Strategies to Improve 3D Simulation Accuracy Using 1D Simulation for CFB Boilers

Summary

Eulerian-Lagrangian methods such as the MP-PIC model and CFD-DEM can effectively simulate the fluidized bed phenomenon, enabling 3D calculations of fluidized bed boilers at reasonable computational costs. However, the development of numerical analysis technology through excellent models and the precise determination of a fluidized bed boiler’s operation and boundary conditions dealing with solid combustion are different issues. It is often difficult to accurately define the flow rate of solid fuel and oxidizer, heat transfer conditions inside the boiler, the amount and properties of various solids in the boiler, and the results of 3D simulation based on such inaccurate information are unreliable. Therefore, to increase the reliability of numerical simulation, an ‘accurate problem definition’ that reflects the actual situation as much as possible is essential. Most calculation conditions issues can be solved through rigorous measurement of the experimental conditions. However, the difficulty in securing clear information on particles starts from the limitation that it is not easy to sample representative particles and encounters the inherent limitation of not being able to measure the properties of particles that change during the reaction. This problem can be solved by checking the operation and boundary conditions required for 3D simulation in advance by using 1D simulation to examine the effects of various variables with a short calculation time.
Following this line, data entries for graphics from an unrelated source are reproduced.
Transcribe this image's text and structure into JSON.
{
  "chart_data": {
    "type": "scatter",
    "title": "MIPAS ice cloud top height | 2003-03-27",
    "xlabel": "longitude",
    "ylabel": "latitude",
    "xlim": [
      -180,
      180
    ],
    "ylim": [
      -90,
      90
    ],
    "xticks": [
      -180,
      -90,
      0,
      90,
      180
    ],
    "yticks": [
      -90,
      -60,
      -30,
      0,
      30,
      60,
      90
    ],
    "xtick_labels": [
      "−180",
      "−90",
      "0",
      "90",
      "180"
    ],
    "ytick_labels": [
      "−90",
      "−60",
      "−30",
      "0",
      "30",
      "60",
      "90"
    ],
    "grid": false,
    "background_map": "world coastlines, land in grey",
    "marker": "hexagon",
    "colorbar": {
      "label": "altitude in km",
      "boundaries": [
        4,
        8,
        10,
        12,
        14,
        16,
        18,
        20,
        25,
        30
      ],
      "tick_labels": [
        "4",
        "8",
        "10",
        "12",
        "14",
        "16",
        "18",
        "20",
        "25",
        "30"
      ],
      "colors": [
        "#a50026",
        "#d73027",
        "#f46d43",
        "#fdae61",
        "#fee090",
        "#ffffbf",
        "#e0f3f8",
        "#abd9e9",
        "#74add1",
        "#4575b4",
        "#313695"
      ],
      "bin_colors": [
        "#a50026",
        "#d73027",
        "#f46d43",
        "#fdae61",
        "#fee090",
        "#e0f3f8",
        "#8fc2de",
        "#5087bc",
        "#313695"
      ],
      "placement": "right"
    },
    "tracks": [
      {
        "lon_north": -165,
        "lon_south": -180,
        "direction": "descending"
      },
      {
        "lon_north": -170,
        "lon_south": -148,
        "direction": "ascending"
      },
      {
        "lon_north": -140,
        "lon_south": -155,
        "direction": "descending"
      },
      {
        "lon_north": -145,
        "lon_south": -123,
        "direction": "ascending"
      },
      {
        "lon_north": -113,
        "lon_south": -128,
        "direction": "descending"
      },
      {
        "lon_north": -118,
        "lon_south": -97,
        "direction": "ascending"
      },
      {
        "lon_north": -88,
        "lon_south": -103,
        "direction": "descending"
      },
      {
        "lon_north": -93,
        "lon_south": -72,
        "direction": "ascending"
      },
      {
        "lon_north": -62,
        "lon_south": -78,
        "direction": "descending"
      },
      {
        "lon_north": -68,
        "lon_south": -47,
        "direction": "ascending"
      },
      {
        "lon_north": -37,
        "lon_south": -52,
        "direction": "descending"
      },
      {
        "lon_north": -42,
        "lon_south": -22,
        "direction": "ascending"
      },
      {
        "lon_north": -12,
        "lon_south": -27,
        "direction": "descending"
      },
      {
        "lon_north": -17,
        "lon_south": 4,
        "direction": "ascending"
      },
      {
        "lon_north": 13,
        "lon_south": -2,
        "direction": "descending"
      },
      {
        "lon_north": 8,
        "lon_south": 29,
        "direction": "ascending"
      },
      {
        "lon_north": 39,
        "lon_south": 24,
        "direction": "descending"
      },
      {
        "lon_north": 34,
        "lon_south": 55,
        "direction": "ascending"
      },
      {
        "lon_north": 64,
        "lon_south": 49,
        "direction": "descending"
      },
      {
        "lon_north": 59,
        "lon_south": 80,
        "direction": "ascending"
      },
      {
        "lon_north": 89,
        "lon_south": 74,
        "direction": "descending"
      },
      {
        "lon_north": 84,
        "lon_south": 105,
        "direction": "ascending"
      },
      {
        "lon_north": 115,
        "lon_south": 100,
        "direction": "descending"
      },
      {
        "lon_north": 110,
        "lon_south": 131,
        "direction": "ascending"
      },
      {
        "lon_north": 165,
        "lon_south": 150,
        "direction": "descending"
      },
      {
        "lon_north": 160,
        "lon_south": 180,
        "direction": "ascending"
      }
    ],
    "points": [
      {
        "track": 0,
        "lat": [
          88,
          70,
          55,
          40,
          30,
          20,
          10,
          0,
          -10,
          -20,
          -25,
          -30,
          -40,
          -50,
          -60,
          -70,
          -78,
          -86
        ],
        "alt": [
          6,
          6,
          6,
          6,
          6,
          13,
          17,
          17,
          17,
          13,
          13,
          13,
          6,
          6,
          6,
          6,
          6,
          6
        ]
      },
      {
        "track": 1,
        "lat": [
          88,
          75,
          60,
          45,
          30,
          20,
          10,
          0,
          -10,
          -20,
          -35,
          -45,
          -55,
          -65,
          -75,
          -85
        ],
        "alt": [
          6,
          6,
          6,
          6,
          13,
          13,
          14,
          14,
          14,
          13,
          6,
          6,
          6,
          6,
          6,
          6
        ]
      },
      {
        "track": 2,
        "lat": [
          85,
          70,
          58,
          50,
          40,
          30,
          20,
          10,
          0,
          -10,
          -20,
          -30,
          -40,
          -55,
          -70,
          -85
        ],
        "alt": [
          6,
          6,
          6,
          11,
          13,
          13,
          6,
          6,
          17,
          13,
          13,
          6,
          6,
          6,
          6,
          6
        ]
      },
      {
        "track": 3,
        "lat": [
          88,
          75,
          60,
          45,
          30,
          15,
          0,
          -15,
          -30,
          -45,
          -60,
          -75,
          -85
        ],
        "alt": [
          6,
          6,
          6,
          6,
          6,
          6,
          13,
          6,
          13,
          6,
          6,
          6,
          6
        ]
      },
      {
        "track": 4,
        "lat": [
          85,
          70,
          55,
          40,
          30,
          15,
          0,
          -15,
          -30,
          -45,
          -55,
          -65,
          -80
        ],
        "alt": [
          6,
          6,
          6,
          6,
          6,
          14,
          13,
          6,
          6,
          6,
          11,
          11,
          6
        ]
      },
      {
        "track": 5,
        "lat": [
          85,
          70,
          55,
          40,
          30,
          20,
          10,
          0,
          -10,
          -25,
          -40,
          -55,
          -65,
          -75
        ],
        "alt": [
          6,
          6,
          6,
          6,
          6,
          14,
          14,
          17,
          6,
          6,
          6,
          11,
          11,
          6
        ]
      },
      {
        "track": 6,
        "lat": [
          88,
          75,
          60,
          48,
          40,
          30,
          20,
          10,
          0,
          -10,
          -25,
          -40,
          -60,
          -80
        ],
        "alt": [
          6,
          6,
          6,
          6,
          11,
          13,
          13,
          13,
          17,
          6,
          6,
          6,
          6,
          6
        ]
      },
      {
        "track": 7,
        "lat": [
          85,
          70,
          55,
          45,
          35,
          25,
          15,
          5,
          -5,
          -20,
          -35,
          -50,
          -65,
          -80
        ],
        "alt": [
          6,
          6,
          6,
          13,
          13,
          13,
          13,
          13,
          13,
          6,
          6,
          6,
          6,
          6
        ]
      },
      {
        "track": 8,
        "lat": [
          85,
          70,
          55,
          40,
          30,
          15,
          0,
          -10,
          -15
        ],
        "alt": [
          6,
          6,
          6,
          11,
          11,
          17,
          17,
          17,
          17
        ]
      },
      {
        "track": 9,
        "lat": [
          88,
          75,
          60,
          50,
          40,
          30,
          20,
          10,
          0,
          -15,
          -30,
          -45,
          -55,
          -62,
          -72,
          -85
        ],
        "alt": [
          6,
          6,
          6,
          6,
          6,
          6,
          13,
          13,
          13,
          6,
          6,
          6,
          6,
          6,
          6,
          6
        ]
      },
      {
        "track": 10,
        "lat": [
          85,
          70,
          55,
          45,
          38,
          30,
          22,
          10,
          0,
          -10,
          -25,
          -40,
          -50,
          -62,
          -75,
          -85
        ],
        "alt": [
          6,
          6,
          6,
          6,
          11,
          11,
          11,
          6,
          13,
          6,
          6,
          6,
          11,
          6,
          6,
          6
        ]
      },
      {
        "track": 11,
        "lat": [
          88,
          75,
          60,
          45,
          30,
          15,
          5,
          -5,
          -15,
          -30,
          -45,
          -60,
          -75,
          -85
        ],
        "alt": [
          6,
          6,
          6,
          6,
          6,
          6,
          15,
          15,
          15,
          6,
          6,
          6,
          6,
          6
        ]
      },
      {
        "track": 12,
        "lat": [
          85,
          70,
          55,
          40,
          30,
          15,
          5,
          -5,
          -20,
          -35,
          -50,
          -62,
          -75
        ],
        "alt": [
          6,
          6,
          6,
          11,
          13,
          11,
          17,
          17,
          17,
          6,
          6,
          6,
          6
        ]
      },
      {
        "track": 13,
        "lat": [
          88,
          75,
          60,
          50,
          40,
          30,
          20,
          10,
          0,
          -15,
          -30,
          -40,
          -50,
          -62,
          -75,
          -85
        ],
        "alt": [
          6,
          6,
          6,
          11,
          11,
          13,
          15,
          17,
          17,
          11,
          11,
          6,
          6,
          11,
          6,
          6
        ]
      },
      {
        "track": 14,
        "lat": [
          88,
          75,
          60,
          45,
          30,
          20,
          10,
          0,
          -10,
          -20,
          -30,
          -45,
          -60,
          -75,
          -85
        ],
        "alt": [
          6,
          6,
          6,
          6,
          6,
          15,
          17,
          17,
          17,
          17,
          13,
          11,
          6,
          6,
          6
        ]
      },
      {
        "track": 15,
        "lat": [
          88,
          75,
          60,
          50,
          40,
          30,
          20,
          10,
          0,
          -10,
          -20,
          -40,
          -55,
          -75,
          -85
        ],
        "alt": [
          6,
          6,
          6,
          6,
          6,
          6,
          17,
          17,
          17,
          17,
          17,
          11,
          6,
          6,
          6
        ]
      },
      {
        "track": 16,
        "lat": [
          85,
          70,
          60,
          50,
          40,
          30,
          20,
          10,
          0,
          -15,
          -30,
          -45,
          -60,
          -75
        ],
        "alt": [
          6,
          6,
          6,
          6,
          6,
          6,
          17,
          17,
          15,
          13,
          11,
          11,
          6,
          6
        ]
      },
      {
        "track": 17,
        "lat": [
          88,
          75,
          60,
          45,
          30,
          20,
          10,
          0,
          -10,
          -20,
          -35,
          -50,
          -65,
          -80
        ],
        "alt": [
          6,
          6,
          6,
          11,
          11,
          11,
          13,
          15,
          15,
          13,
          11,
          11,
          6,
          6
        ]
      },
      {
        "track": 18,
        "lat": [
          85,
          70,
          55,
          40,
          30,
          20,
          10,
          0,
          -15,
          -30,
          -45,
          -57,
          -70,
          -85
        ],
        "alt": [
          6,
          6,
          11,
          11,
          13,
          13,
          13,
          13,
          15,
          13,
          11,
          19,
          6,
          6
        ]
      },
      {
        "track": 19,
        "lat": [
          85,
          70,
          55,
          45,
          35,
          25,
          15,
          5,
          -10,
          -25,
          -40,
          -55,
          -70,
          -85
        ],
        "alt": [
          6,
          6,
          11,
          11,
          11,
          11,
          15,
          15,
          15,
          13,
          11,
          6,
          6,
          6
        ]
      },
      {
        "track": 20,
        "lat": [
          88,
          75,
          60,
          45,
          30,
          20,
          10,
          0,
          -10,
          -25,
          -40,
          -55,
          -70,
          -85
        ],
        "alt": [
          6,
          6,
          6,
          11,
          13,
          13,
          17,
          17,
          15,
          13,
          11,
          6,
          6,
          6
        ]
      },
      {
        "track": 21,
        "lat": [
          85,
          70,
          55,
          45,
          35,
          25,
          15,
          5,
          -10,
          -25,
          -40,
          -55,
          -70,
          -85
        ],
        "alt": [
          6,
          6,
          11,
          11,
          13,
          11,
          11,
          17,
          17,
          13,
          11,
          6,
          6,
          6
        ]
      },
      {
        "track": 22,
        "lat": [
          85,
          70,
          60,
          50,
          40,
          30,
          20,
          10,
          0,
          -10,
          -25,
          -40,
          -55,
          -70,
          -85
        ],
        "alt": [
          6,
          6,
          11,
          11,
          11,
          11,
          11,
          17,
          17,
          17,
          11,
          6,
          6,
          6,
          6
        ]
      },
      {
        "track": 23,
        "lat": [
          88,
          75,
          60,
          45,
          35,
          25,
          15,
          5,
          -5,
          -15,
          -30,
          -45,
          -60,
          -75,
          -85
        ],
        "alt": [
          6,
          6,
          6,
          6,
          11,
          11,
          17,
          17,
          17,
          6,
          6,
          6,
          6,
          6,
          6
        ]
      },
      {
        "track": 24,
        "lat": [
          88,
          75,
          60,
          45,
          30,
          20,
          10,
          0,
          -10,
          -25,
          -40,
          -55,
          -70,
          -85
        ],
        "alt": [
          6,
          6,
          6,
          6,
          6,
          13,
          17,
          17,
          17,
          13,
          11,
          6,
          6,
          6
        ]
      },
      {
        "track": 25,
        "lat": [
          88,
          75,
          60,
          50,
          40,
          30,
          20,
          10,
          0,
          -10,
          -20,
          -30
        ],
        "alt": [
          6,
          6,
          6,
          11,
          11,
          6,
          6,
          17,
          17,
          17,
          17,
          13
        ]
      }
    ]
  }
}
In particular, 1D simulation equipped with a model that can closely evaluate attrition and fragmentation that can affect particle properties can significantly reduce errors in calculating important hydrodynamics in a fluidized bed reactor. In this study, we present a strategy for improving the accuracy of 3D simulation using 1D simulation for CFB boilers.

About the Speaker

Uendo Lee received a PhD in Mechanical Engineering from Korea Advanced Institute of Science and Technology (KAIST) in 2005 and has been working at Korea Institute of Industrial Technology (KITECH) since 2008. Uendo is involved in numerous projects spread across both the experimental and computational domains, with the reacting flow as a commonality. His current interests are multiphase flows, thermochemical conversion of biomass, CO2-free hydrogen production, simulation of a large CFB boiler, and liquid metal system.